LogRhythm has released its annual benchmark survey, which measures the cybersecurity perceptions and practices of organisations in the United States, United Kingdom and Asia-Pacific regions.

By Imogen Hargreaves Apr 06th 2018

LogRhythm has released its annual benchmark survey, which measures the cybersecurity perceptions and practices of organisations in the United States, United Kingdom and Asia-Pacific regions.

Among its top findings, the study found that less than half of all organisations were able to detect a major cybersecurity incident within one hour. Even more concerning, less than one-third said that even if they detected a major incident, they would be unable to contain it within one hour.

The study, conducted by Widmeyer, which surveyed 751 IT decision makers from the US, UK and Asia/Pacific, also revealed that a majority of organisations are only moderately confident in their ability to protect their companies against hackers.

“Cyber threats continue to grow in volume and intensity. Seemingly every month, another massive security breach dominates headlines,” said Joanne Wong, Senior Regional Director for Asia Pacific & Japan at LogRhythm. “To combat these threats, organisations need to carefully plan their budgets and strategies, while developing effective programs that tackle specific threats and keep them one step ahead of cyberattackers.”

Many companies are focused on growing their security maturity, and team size is an important indicator.
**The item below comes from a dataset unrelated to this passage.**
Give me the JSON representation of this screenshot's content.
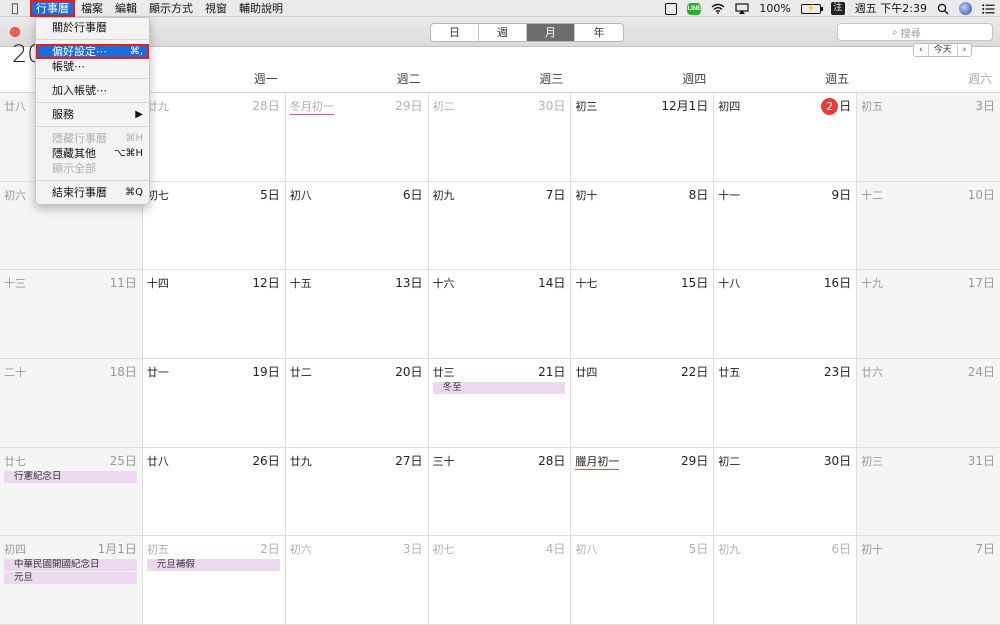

The survey revealed that, on average, companies employ 12 cybersecurity professionals in their organisation. However, more than half of the respondents said that they employ 10 or fewer professionals on their teams.

Special threat detection programs are another indicator of security maturity. This study found that more than 70% of respondents have programs in place to detect specific threats such as ransomware, insider or employee threats and denial of service attacks. More than a quarter deploy at least 10 security software solutions to manage security threats.

When it comes to confidence levels, about half of security decision makers believe that a determined hacker can still breach their organisation. Over one-third reported that their company has experienced a breach in the last year - ranging from 29% in the United States to 39% in the Asia-Pacific region.

When asked about the level of confidence, these decision makers revealed that they are only moderately confidence in their cybersecurity measures and abilities. Similarly, most IT executives are only somewhat confident that their security software can detect all major breaches. Likewise, they are only moderately confident that they can protect their companies from hackers.

There are many factors that enable a security team to quickly detect and respond to an incident, including technology, process, programs and people. When it comes to technology, a strong majority of IT executives said that a platform for security management, analysis and response is beneficial.

When asked to consider how their organisation is operating from a Threat Lifecycle Management perspective, IT executives were not overly optimistic. About a third of all respondents reported that they need help at virtually all stages in the TLM framework, especially detecting, investigating, neutralising and recovering from cyberthreats.

Security organisations need adequate funding to effectively fight cybercrime. However, the study found that the percentage of resources allocated to cybersecurity from the overall IT budget is often on the lower side. Overall, one-third of executives allocate 10% or less of their IT budget to security. When asked about their comfort level with security funding, 57% of IT executives indicated they are moderately comfortable with their companies level of security funding; however, nearly a quarter said they are not comfortable.